Tom Keely's reputation is in ruins.  And that's the upside.

Divorced and unemployed, he's lost faith in everything precious to him.  Holed up in a grim highrise, cultivating his newfoundisolation, Keely looks down at a society from which he has retired hurt and angry.  He's done fighting the good fight and past caring.

But even in his seedy flat, ducking the neighbours, he's not safe from entanglement.  All it takes is an awkward encounter in the lobby.  A woman from his past, a boy the likes of which he's never met before.  Two strangers leading a life beyond his experience and into whose orbit he falls despite himself.

What follows is a heart-stopping, groundbreaking novel for our times- funny, confronting, exhilarating and haunting.  Inhabited by unforgettable characters, Eyrie asks how, in an impossibly compromised world, we can ever hope to do the right thing.

Review

How exactly does one review a Tim Winton novel?  I've grown up reading them, from Bugalugs Bum Theif and Blueback through to Cloudstreet and Dirt Music.  He's won the Miles Franklin three times.  He is the first name that springs to mind when people talk about the best of the West.  And I'm pleased to tell you that with Eyrie he's done it again.

Eyrie is suitably Wintonian, despondent about the state of society and peopled with characters from the school of hard knocks.  This is a novel set in a place close to my heart- Fremantle- but it is a more grizzled and pessimistic view, although not without humour to the portrayal.  Winton writes about him character Tom fighting his way through buskers just to get a decent cup of coffee, the drunks and the deros, the fish and chips in Fisherman's Harbour, the esplanade, it's all there.  And while I don't necessarily share his bleak view, I recognise it and it moves me.
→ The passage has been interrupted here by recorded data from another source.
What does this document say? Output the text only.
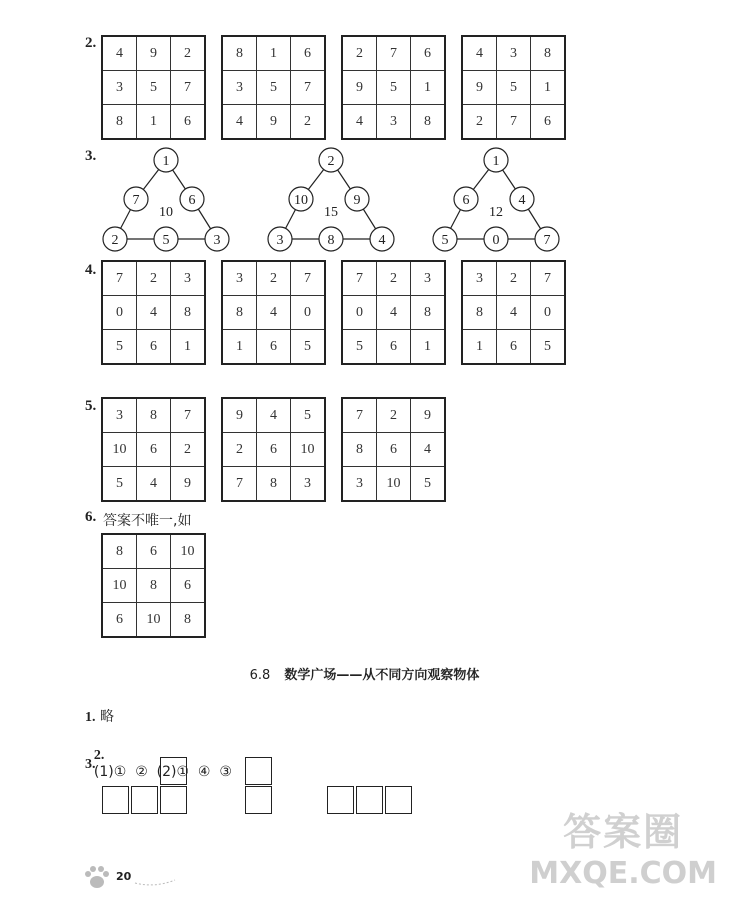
2.
4	9	2
3	5	7
8	1	6
8	1	6
3	5	7
4	9	2
2	7	6
9	5	1
4	3	8
4	3	8
9	5	1
2	7	6
3.	1
7	6
2	5	3
10
2
10	9
3	8	4
15
1
6	4
5	0	7
12
4. 7	2	3
0	4	8
5	6	1
3	2	7
8	4	0
1	6	5
7	2	3
0	4	8
5	6	1
3	2	7
8	4	0
1	6	5
5.
3	8	7
10	6	2
5	4	9
9	4	5
2	6	10
7	8	3
7	2	9
8	6	4
3	10	5
6. 答案不唯一,如
8	6	10
10	8	6
6	10	8
6.8 数学广场——从不同方向观察物体
1. 略

2.
(1)①  ②  (2)①  ④  ③

3.
20
答案圈
MXQE.COM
The story itself is understated but complex.  Words are not wasted, and every action is well motivated.  Characters are consistent and real.  In particular, I am drawn to the figure of Kai, the little boy whose library going and reading habits are all too familiar.  His grandmother, Gemma, is once again not a dazzling heroine but a cigarette sucking former beauty down on her luck, almost reminiscent of Dirt Music's Georgie Jutland.  I've heard Winton called misogynistic before, and perhaps if this is how he sees his female leads I can see why.  Gemma's former prettiness has been her downfall, and she is stuck in a dead end life of visiting her drug addict daughter, battling her drug dealing son in law, looking after Kai, and stacking shelves at Woolworths.  I struggle to think of a Winton heroine who ever finds much success in her goals, but I am sure there is one.  No, not misogynistic then, just observing, giving a voice to these women who shrink quietly into their dead ends.  And focussing on the man's point of view, rather than presuming he knows how these women think.

Tom's back story is teasingly underplayed.  Winton follows the golden rule- a back story should never overshadow the present.  He leaves us the facts, shows us the effect and moves on with this new story, leaving us with the sense that life, and strife, goes on.  Tom is the classic flawed hero- grizzled and possibly no longer good looking, hairy, drunk, depressed, and achingly human.  When Gemma and Kai come into his life, he makes them the family he was denied by his cheating ex-wife, and uses them to plug the gaps and stem the pain of still loving her.

Eyrie is a wonderful book but it is also confronting and somewhat sad.  I think it will win the Miles Franklin in 2014, but that's just this blogger's opinion.

It is published in October 14 and is available to pre-order at all good bookstores.